Mahmoud Ahmadinejad is slated to make his annual visit to New York to address the UN on Sept. 23, 2009. If there ever were a time for us Iranian-Americans to come together to demonstrate to the world our outrage and contempt for his government, it is surely now. It is important that we do this especially because the movement to protest election fraud and civil rights abuse in Iran has been brutally suppressed.

The reform movement in Iran is in shackles and behind bars. Armed with the Sepah, Basij and plain-clothes forces the Ahmadinejad government has arrested our leaders, intellectuals, activists and students. Many have been killed, tortured and raped. All publications that reported about and criticized the government and its abusive ways have been shut down. The coup d’état regime has raided offices and party headquarters to get rid of evidence gathered against it.

That is why we, who enjoy freedom outside the motherland, have to stand up and defend our reform and freedom-seeking compatriots. The more they are silenced, the more it is up to us to speak up about their cause, our cause, of freedom and respect for civil liberties in Iran. To show our outrage at what has happened in Iran is our right, indeed our duty. We, who claim to love that land, to love what is good about it, to love her history, her culture, her food, her poetry and her wonderfully diverse people, we need to show our love, not just utter it. We need to go to New York and show the world how many we are. We need to go to New York stand in front of the UN headquarters and show the world that there is another Iran.

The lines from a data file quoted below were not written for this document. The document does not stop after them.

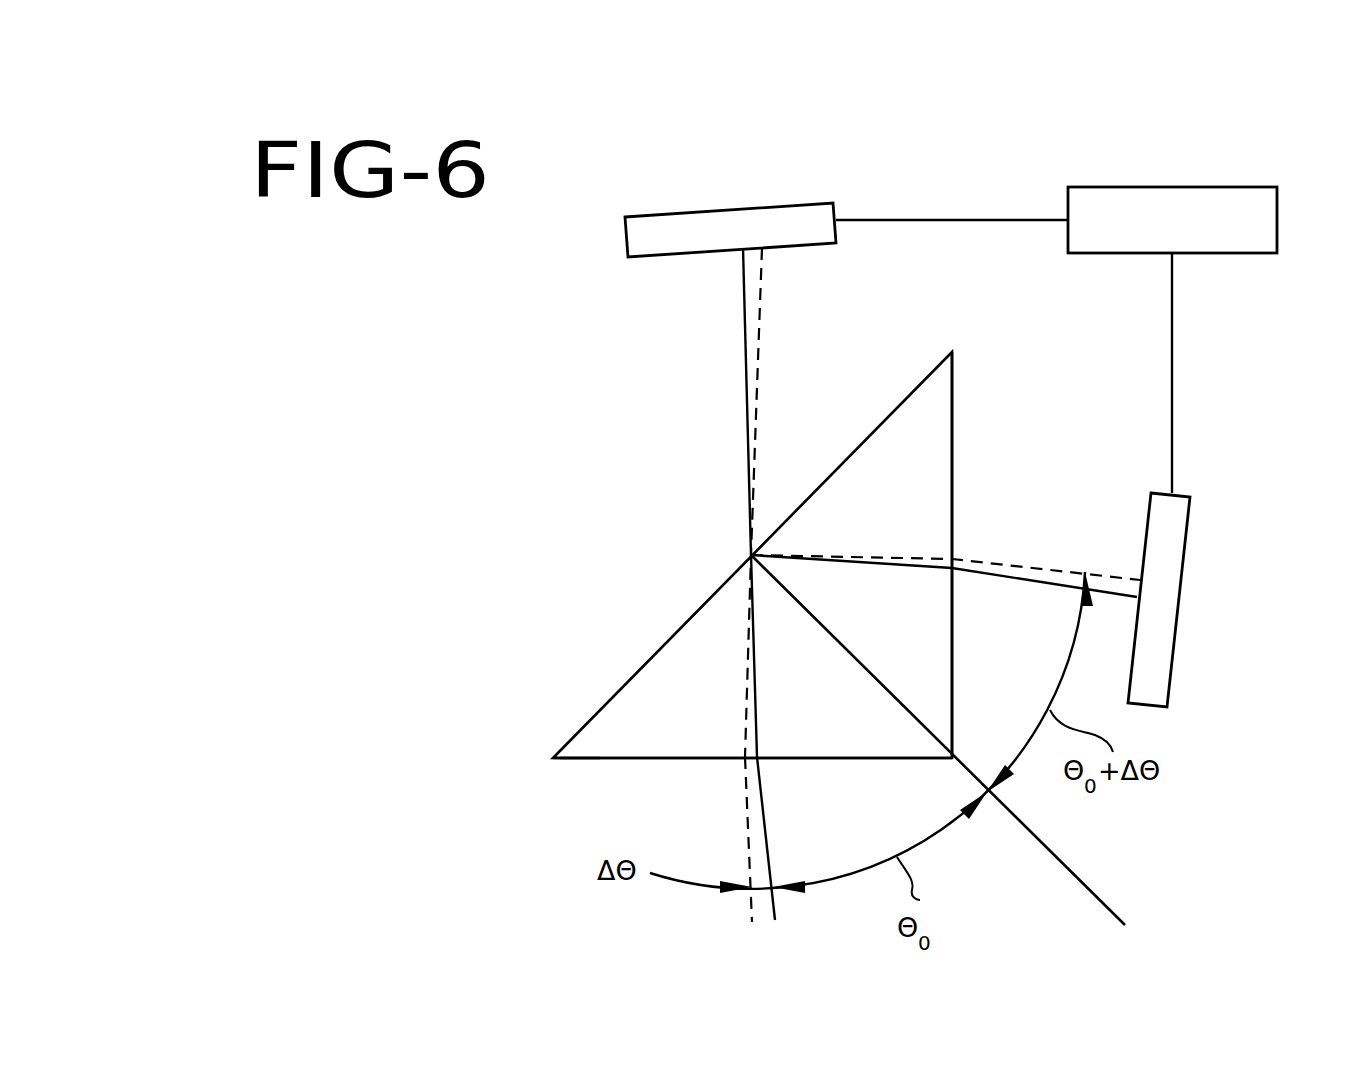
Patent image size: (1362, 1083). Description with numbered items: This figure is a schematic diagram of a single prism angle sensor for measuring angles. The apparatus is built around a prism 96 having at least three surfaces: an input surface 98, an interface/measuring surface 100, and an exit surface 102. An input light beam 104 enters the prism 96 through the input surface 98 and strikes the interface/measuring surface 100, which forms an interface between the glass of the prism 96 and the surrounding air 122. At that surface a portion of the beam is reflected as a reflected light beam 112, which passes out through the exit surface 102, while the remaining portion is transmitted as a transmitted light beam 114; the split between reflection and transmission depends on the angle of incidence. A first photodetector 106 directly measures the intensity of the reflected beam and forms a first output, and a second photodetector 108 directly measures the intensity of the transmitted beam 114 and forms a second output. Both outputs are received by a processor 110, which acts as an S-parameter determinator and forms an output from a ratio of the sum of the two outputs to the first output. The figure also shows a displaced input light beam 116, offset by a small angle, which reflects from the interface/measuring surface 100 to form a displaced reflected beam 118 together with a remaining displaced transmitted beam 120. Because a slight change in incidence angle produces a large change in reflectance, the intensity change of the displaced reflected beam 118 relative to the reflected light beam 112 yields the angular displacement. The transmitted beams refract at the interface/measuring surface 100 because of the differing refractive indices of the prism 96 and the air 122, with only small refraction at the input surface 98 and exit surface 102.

The prism 96 is at (558, 760).
The input surface 98 is at (597, 763).
The interface/measuring surface 100 is at (585, 720).
The exit surface 102 is at (952, 397).
The input light beam 104 is at (777, 910).
The first photodetector 106 is at (1178, 600).
The second photodetector 108 is at (625, 237).
The processor 110 is at (1240, 253).
The reflected light beam 112 is at (1034, 578).
The transmitted light beam 114 is at (745, 323).
The displaced input light beam 116 is at (750, 910).
The displaced reflected beam 118 is at (1033, 562).
The displaced transmitted beam 120 is at (762, 305).
The air 122 is at (526, 589).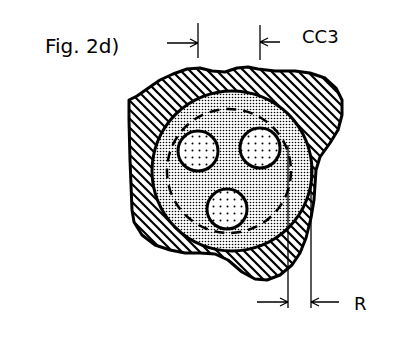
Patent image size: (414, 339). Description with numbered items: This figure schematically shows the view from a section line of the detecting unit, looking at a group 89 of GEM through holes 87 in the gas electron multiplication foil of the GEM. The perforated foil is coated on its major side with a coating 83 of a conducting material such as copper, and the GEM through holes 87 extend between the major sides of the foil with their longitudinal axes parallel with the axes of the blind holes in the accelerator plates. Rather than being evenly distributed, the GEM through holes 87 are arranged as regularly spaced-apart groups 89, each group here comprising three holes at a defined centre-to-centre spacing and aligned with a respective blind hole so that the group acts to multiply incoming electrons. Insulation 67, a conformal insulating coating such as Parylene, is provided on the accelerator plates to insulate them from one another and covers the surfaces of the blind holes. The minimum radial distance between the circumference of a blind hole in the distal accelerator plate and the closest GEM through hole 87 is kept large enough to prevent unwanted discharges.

The insulation 67 is at (130, 107).
The coating 83 is at (168, 217).
The GEM through hole 87 is at (258, 143).
The group of GEM through holes 89 is at (221, 151).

There is an Iran who seeks freedom and justice, one who is caring and compassionate, one who rejects Ahmadinejad, Khamenei and the IRGC. We inside and outside Iran are that Iran, the Iran who has no arms, no one holy book, who is not even united under one ideology or religion but an Iran who is compassionate, fair and forward thinking. An Iran who wants to move on. An Iran who wants to move out of the byzantine labyrinth of religious dictatorship, an Iran who wants to send its bright youth to schools and universities where they can learn in peace and freedom. We ARE that Iran and those of us who are outside, who enjoy the freedom that our compatriots inside are systematically denied, need to stand up for that Iran.

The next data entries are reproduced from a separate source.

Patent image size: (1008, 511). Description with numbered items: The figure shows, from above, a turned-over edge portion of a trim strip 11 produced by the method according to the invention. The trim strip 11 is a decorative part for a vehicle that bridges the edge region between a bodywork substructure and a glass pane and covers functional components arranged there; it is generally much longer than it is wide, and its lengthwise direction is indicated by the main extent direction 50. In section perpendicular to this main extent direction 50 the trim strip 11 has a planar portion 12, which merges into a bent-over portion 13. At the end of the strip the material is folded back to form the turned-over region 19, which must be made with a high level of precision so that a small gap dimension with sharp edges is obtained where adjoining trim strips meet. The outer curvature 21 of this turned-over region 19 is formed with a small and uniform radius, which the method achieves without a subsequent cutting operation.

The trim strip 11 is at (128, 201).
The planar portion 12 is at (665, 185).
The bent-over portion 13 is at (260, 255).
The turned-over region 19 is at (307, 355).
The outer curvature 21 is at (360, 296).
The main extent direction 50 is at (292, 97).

We need to stand up for this other Iran that exists in all our hearts. This Iran that, though it may not have physical reality, does have a long history. This fair, kind, friendly and free Iran we have all held inside us for too long. This Iran whose physical manifestation has always been denied us, but whose spiritual presence all of us not only feel but represent. We are those Iranians the world has come to know because of our presence in the four corners of the globe since we started to take refuge from the Islamic Republic at its very inception 30 years ago. Our numbers only keep getting bigger.

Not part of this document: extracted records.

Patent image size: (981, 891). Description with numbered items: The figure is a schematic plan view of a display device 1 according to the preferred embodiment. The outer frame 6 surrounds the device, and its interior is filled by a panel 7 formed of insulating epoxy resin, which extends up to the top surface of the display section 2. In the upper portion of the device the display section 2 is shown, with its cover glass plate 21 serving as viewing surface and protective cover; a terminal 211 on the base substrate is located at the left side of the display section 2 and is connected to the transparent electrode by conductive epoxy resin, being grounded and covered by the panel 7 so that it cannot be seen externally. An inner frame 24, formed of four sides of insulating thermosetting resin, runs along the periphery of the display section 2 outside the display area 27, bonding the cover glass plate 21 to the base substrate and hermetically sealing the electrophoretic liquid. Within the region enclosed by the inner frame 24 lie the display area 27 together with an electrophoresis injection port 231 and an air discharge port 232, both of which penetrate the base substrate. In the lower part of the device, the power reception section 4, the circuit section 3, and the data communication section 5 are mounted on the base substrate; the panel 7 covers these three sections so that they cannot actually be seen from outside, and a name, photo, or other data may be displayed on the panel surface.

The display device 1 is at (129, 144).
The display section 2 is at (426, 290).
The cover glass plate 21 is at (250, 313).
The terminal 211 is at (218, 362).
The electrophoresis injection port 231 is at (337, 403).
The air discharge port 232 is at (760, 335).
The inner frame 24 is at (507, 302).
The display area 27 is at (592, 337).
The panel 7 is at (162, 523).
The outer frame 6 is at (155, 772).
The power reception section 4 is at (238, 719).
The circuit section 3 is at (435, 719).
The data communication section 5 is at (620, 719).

We teach in schools and universities, conduct research at global institutions, work at nightclubs and restaurants, drive taxis, run multinational companies and drive kids to soccer practice. Regardless of our backgrounds or our political leanings or religious beliefs we are all hardworking, honest, fair and democratic citizens of the globe. We need to stand by our like-minded brothers, sisters and children crowding the prisons and medieval dungeons of Iran. We need to stand by our compatriots who have been muzzled by fear. We need to show the world and our compatriots in Iran that this other Iran, this Iran of a great people, this Iran whose savage violation everyone just witnessed is not going to remain silent. We have to show that our collective anger can and will bring this regime of hypocrites, liars and murderers to it heels.

We don’t need anyone to bomb us or sanction us into poverty to bring an end to this mess we have gotten ourselves into. We are a great people, an educated hardworking people, and we know how to self-correct. Let’s show we know when to unite, how to resist, how to persevere. We need to let the world know that we may not be armed with weapons but we are armed with a solid sense of identity and where we want to go from here. We simply want respect for our humanity, respect for our civil rights. We want freedom of the most basic variety.

Regardless of stripe or political persuasion, we have to stop the bickering and see what we have in common: our hatred of the Ahmadinejad government and our firm belief in respect for civil and human rights. Whether Zionist or pro-Palestinian, Republican or Democrat, socialist or liberal, we have to come together and show our compatriots in Iran and the international community that there is another Iran. We have to show the world, and more importantly ourselves, that there is another Iran, an Iran that is fair and free — an Iran that lives in every single one of our hearts. An Iran that is waiting to be born.